If the UK goes ahead with this, and resiles from the legal obligations that it undertook in the Brexit agreement, it will leave the Irish Government with little alternative but to reintroduce a customs border on the island.
This is an issue of huge concern to the Government, not because it would be particularly damaging to the economy, but rather because it could be massively disruptive of political and social relations on the island.
To date, the protocol has been considered in the UK as having no implications for the wider UK economy. However, the continuing rows over the protocol, especially the threat to legislate to set it aside, could change this.
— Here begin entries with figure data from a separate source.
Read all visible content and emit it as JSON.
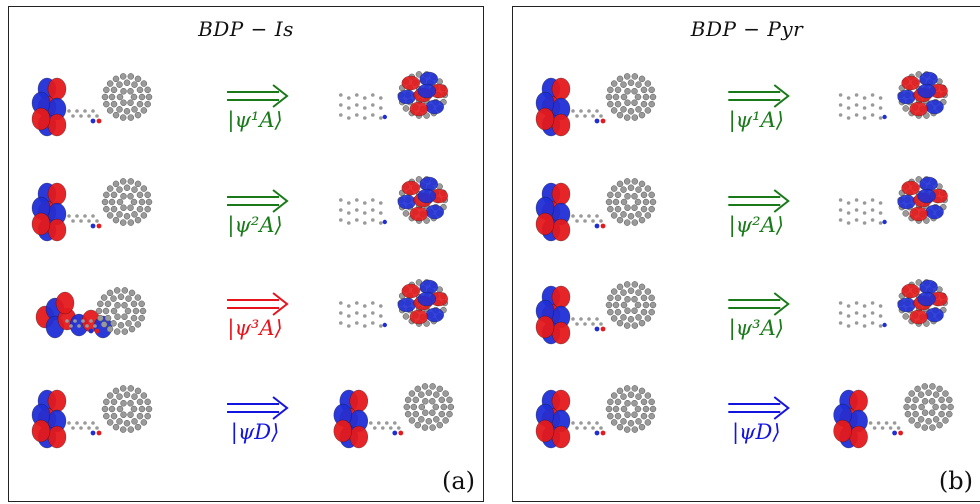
{
  "panels": [
    {
      "title": "BDP − Is",
      "label": "(a)",
      "rows": [
        {
          "state": "|ψ¹A⟩",
          "color": "#1a7a1a",
          "left": "bdp-orbital",
          "right": "c60-orbital"
        },
        {
          "state": "|ψ²A⟩",
          "color": "#1a7a1a",
          "left": "bdp-orbital",
          "right": "c60-orbital"
        },
        {
          "state": "|ψ³A⟩",
          "color": "#e8141c",
          "left": "bdp-extended-orbital",
          "right": "c60-orbital"
        },
        {
          "state": "|ψD⟩",
          "color": "#1414e0",
          "left": "bdp-orbital",
          "right": "bdp-orbital"
        }
      ]
    },
    {
      "title": "BDP − Pyr",
      "label": "(b)",
      "rows": [
        {
          "state": "|ψ¹A⟩",
          "color": "#1a7a1a",
          "left": "bdp-orbital",
          "right": "c60-orbital"
        },
        {
          "state": "|ψ²A⟩",
          "color": "#1a7a1a",
          "left": "bdp-orbital",
          "right": "c60-orbital"
        },
        {
          "state": "|ψ³A⟩",
          "color": "#1a7a1a",
          "left": "bdp-orbital",
          "right": "c60-orbital"
        },
        {
          "state": "|ψD⟩",
          "color": "#1414e0",
          "left": "bdp-orbital",
          "right": "bdp-orbital"
        }
      ]
    }
  ],
  "colors": {
    "orbital_positive": "#e41a1c",
    "orbital_negative": "#1f2fd6",
    "carbon": "#9a9a9a"
  }
}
If the UK tears up the protocol, retaliatory action by the EU is certain. This means that for any exporter in the UK, or firms considering investing there, future access to the huge EU market is under threat until the row with the EU is resolved.
Such fallout from unilaterally breaking the agreement it made with the EU would likely set back UK growth for the rest of the decade. Also, other potential trade deals would be at risk if Britain was seen as a faithless partner.
Business in the UK has so far viewed the protocol debate as merely an “Irish” issue.
However, if the UK escalates the situation, the likelihood of retaliatory action will bring home to firms the risks that they face as a result of the Johnson government’s policies. By the time they wake up to the danger, it may be too late.